Open 65wat opened 8 months ago
This sounds useful for security researchers or malware analysts.
Malware that detected that it is being analyzed, often changes its behavior. It's possible that something behaves differently under Sandboxie's control than without. Bad for those that want to analyze something or those that test software before using it, but good for those that run software under Sandboxie's control, just to be safe in general.
Malware is most likely still be able to write to the files it created or dropped, in which case those could be overwritten with junk, to hinder the analysis.

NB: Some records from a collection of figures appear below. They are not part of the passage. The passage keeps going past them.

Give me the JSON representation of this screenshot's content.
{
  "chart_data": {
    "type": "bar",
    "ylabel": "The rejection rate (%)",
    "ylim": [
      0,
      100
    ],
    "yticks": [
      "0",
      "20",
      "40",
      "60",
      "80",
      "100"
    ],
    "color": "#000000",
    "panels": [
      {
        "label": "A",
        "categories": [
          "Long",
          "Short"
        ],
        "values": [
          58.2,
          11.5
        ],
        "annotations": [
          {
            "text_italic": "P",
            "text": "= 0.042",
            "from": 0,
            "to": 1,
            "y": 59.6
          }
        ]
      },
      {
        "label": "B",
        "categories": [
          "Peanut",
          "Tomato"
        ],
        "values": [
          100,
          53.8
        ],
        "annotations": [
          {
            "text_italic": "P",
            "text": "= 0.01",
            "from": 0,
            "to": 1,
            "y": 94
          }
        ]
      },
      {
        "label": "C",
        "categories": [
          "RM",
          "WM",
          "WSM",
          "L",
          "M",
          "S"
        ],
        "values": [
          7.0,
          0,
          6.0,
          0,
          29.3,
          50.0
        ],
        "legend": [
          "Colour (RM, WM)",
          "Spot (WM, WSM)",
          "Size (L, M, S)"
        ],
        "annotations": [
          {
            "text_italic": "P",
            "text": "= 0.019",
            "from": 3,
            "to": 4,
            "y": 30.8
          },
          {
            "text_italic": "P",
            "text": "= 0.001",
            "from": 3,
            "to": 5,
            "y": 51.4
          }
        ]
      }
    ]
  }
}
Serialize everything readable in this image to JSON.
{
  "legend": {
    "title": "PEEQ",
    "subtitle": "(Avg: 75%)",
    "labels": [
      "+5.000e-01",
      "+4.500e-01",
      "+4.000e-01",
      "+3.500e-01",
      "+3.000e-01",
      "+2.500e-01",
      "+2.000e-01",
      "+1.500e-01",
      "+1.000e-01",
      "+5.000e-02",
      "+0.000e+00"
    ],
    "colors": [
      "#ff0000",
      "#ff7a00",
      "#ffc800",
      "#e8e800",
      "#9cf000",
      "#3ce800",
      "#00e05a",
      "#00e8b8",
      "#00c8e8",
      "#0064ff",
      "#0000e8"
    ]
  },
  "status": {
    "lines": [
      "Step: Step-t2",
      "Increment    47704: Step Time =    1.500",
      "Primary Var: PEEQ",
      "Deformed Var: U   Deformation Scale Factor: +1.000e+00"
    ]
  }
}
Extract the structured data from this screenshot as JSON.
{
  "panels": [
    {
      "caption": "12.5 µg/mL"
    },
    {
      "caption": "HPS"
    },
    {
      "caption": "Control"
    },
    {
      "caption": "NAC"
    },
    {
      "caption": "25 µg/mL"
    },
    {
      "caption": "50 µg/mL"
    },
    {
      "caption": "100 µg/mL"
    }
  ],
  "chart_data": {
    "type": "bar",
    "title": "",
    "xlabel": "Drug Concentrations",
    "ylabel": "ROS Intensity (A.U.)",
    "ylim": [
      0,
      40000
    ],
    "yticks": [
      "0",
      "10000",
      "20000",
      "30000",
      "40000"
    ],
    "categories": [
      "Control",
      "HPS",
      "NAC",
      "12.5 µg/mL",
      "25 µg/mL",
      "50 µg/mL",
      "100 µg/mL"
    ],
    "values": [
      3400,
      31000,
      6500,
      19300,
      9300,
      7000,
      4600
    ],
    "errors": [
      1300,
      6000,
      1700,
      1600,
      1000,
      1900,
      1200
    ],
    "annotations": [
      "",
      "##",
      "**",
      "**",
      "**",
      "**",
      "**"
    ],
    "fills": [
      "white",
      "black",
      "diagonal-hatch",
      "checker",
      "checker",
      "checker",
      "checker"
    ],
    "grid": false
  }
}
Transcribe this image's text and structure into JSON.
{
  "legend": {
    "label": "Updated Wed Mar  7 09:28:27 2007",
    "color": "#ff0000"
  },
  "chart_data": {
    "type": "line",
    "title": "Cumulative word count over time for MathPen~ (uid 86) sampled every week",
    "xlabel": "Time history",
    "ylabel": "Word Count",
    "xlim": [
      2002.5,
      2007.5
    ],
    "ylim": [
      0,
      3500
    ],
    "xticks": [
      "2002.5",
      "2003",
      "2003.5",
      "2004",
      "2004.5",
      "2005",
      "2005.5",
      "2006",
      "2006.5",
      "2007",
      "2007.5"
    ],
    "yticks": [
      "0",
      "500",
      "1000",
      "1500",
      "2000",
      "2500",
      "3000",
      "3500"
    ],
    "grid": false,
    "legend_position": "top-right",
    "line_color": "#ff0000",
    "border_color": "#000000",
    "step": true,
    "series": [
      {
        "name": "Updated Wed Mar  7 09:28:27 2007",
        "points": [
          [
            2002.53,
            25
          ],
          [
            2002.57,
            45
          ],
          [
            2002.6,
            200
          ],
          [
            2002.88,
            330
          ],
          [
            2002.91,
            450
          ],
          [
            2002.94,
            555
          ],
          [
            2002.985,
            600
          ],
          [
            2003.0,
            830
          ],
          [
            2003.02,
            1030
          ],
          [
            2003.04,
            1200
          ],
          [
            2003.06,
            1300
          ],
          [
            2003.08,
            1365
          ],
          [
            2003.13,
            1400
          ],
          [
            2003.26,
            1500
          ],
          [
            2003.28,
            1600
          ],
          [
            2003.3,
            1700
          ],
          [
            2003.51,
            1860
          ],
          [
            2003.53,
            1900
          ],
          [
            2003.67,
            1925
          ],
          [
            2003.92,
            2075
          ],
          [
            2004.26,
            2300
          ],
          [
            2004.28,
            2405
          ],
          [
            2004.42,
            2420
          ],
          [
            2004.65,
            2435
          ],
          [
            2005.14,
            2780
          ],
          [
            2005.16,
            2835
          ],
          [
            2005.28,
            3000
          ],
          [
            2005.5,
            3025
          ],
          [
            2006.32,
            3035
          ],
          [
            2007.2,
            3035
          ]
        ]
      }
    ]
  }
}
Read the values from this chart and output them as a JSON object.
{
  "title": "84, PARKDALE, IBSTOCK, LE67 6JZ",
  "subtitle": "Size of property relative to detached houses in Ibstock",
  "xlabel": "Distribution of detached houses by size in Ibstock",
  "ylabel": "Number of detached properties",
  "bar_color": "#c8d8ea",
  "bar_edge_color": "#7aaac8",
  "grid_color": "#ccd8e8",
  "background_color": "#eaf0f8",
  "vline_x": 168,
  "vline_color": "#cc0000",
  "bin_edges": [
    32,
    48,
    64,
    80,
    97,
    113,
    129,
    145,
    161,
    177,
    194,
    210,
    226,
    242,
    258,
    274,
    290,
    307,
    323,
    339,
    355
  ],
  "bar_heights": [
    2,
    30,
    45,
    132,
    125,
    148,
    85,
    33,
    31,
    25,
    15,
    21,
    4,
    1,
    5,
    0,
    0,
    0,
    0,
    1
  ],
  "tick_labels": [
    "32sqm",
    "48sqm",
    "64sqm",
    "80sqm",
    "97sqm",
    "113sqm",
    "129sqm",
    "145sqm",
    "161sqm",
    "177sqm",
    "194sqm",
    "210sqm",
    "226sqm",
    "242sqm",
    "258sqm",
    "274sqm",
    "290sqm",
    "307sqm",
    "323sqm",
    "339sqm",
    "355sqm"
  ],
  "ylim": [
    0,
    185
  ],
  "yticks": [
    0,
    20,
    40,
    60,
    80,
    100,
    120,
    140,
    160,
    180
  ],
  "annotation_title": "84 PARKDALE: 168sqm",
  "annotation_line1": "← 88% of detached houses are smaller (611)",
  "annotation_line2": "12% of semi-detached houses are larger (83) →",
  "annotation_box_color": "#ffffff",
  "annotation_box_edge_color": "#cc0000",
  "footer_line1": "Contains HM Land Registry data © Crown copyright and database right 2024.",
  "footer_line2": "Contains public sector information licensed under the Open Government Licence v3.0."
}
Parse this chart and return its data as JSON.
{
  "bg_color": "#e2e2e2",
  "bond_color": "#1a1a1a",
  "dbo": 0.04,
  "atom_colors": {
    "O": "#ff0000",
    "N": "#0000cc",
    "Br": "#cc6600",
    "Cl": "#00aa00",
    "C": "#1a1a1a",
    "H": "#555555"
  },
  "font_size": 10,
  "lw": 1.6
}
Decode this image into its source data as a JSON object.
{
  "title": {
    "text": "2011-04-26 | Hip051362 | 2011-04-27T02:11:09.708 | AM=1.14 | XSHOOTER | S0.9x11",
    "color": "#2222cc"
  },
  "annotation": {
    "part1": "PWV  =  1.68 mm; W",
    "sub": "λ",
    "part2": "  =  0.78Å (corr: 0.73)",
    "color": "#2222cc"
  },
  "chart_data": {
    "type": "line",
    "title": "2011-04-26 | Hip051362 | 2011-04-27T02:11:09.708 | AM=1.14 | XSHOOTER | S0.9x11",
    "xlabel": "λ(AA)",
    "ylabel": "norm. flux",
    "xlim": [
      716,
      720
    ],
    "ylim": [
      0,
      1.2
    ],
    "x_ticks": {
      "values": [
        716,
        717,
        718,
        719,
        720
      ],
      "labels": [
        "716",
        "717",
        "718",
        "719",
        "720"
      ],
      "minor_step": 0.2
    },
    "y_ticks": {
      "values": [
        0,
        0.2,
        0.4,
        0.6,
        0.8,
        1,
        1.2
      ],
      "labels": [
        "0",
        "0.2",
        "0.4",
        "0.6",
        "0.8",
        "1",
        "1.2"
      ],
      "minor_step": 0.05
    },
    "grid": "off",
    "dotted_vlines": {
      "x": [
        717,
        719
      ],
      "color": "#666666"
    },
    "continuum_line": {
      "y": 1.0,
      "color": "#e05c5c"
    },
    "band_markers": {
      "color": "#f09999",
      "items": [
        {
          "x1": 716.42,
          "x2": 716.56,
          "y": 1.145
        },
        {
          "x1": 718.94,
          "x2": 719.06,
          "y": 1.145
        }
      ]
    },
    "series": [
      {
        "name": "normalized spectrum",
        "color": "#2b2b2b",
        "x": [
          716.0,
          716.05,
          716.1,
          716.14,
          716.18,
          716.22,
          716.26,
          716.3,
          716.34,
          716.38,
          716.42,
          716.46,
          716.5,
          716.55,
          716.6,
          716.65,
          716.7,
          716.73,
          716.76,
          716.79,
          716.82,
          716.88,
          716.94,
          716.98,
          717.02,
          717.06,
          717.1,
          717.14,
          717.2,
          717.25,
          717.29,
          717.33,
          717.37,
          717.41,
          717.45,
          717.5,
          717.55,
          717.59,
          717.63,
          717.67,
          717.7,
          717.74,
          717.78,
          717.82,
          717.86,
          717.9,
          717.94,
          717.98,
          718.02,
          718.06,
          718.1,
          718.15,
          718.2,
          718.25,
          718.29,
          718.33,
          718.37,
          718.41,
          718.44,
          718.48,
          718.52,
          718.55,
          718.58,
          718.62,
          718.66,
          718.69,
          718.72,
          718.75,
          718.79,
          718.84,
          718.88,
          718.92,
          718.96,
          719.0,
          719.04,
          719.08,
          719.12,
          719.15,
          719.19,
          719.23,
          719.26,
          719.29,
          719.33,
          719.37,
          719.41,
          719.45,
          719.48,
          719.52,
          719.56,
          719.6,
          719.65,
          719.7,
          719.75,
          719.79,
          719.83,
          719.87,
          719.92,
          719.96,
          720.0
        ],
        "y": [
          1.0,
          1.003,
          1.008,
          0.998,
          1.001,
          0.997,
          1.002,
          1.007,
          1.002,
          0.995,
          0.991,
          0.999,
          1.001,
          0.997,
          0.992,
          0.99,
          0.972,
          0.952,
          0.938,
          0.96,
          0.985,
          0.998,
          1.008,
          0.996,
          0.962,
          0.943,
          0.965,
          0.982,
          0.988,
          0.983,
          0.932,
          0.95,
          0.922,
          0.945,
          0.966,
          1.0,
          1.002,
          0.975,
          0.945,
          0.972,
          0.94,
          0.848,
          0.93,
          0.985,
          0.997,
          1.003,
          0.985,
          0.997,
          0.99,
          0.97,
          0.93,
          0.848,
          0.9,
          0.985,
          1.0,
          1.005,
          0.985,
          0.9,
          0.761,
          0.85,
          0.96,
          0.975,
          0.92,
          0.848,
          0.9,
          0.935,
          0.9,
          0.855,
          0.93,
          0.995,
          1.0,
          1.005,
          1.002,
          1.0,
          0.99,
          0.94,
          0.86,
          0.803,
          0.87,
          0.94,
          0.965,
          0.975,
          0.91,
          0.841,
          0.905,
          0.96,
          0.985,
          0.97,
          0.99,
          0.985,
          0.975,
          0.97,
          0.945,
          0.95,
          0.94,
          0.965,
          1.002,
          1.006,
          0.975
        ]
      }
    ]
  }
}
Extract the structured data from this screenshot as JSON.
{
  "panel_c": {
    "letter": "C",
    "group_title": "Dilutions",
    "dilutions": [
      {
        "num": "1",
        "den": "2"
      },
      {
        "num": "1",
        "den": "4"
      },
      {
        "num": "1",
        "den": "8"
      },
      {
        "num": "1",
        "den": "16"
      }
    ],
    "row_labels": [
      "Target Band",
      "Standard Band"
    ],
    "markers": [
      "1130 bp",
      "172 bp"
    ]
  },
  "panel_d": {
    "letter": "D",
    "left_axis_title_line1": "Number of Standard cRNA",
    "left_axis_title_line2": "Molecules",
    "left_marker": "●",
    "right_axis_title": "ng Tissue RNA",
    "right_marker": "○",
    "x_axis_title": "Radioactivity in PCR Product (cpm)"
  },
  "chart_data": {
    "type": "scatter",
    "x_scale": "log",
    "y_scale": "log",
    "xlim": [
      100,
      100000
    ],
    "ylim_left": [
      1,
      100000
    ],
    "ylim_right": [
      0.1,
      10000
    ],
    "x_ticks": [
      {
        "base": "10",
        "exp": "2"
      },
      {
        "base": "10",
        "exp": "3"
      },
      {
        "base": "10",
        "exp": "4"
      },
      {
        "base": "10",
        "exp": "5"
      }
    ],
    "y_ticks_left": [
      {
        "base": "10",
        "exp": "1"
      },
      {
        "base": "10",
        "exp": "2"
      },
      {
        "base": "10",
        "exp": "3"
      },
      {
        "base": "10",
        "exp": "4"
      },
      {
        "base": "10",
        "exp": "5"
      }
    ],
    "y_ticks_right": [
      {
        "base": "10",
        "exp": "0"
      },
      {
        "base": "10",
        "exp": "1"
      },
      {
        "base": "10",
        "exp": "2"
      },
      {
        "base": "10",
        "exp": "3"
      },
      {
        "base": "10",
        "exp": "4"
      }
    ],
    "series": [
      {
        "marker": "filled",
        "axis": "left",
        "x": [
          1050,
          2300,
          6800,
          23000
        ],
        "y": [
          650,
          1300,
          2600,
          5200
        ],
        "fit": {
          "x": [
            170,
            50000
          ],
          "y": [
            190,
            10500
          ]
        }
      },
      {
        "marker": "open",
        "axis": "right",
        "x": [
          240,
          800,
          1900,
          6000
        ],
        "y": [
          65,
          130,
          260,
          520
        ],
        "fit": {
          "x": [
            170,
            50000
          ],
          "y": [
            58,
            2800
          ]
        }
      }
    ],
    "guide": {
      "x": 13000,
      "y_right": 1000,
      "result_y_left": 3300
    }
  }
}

Yeah, bastik-1001 you put it quite nicely. That’s why I’d like to see that feature. I need it for malware analysis. A file I was working on dropped files in the temp folder (a .bat file and an encrypted .7z file). The program however exits after that (maybe because of sandbox detection) and deletes the temp files before I can copy them. Disallowing file deletion would let me keep the dropped files and analyze them independently.
Bumping this after a malware dropped on my discord server (friends account got jacked and DM'ed everyone) https://www.virustotal.com/gui/file/636c7fd02475c1c9d1957e3af96a0dceefeb134b3461f1a7392a5600dd7dcbb3/behavior
Is your feature request related to a problem or use case?
Files inside the sandbox are always deleted if a malicious program running inside the sandbox deletes them. There should be an option to leave all files that the program/malware dropped inside the sandbox, thereby disallowing deletion of potentially interesting files.
Describe the solution you'd like
Add an option in box configuration to disallow the deletion of files.
Describe alternatives you've considered
Auto / Immediate Recovery is not a useful alternative for this.